DSN1 promotes colorectal cancer metastasis by Inhibiting FZR1-Mediated ubiquitination of c-MYC.

Colorectal cancer (CRC) remains a leading cause of cancer-related mortality worldwide, underscoring the need to clarify its molecular drivers. Here, we identify DSN1 as a key promoter of CRC invasion and metastasis. Analysis of clinical samples and public datasets revealed that DSN1 is significantly upregulated in CRC tissues and associated with poor overall survival. Functional assays demonstrated that DSN1 knockdown markedly suppressed CRC cell migration and invasion in vitro and reduced metastases in vivo. Mechanistically, DSN1 knockdown accelerated c-MYC protein degradation without affecting its mRNA levels.
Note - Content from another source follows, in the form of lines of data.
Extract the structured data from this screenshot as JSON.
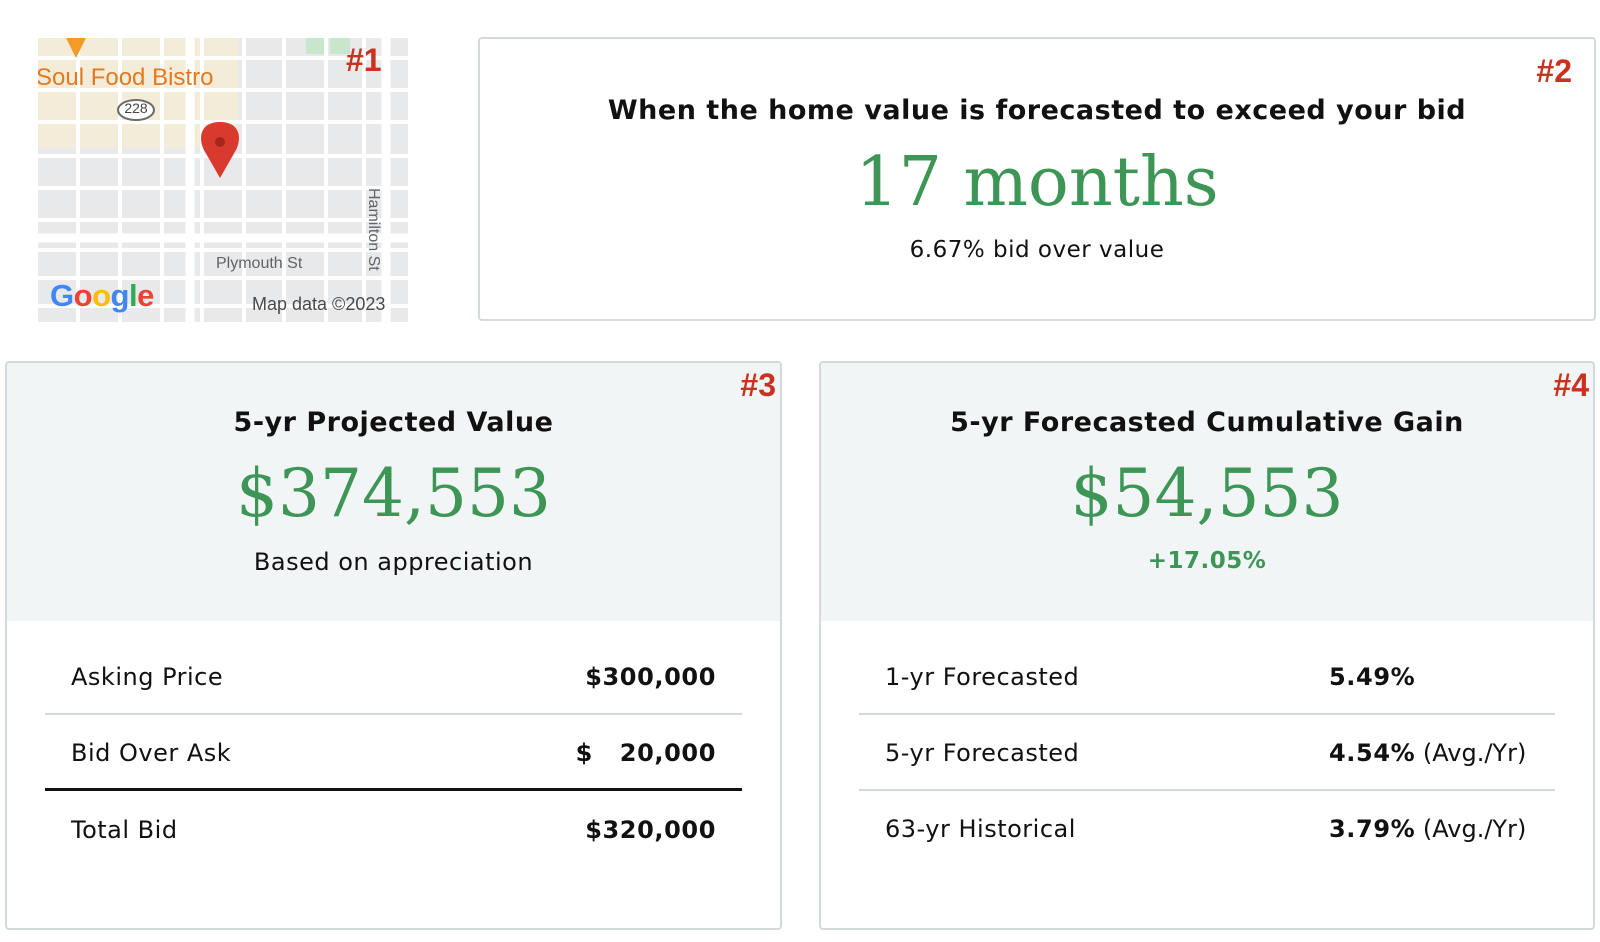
{
  "markers": {
    "m1": "#1",
    "m2": "#2",
    "m3": "#3",
    "m4": "#4"
  },
  "map": {
    "poi_label": "Soul Food Bistro",
    "route_shield": "228",
    "street_horizontal": "Plymouth St",
    "street_vertical": "Hamilton St",
    "attribution": "Map data ©2023",
    "logo": [
      "G",
      "o",
      "o",
      "g",
      "l",
      "e"
    ],
    "logo_colors": [
      "#4285F4",
      "#EA4335",
      "#FBBC05",
      "#4285F4",
      "#34A853",
      "#EA4335"
    ]
  },
  "forecast": {
    "headline": "When the home value is forecasted to exceed your bid",
    "value": "17 months",
    "subtext": "6.67% bid over value"
  },
  "projected": {
    "title": "5-yr Projected Value",
    "value": "$374,553",
    "subtext": "Based on appreciation",
    "rows": [
      {
        "label": "Asking Price",
        "amount": "$300,000"
      },
      {
        "label": "Bid Over Ask",
        "amount": "$   20,000"
      },
      {
        "label": "Total Bid",
        "amount": "$320,000"
      }
    ]
  },
  "gain": {
    "title": "5-yr Forecasted Cumulative Gain",
    "value": "$54,553",
    "subtext": "+17.05%",
    "rows": [
      {
        "label": "1-yr Forecasted",
        "pct": "5.49%",
        "suffix": ""
      },
      {
        "label": "5-yr Forecasted",
        "pct": "4.54%",
        "suffix": " (Avg./Yr)"
      },
      {
        "label": "63-yr Historical",
        "pct": "3.79%",
        "suffix": " (Avg./Yr)"
      }
    ]
  },
  "colors": {
    "accent_green": "#3d9556",
    "marker_red": "#c8321e",
    "pin_red": "#d93a2e"
  }
}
Cycloheximide chase and proteasome inhibition assays confirmed that DSN1 stabilizes c-MYC by preventing its ubiquitin-proteasome-mediated degradation. We further identified FZR1 as a c-MYC targeting E3 ligase and showed that DSN1 competes with c-MYC for FZR1 binding, thereby attenuating c-MYC ubiquitination. Rescue experiments confirmed that c-MYC overexpression reversed the anti-metastatic effects of DSN1 silencing. Collectively, our findings uncover a DSN1-FZR1-c-MYC regulatory axis that sustains c-MYC stability and drives CRC progression, highlighting DSN1 as a potential therapeutic target.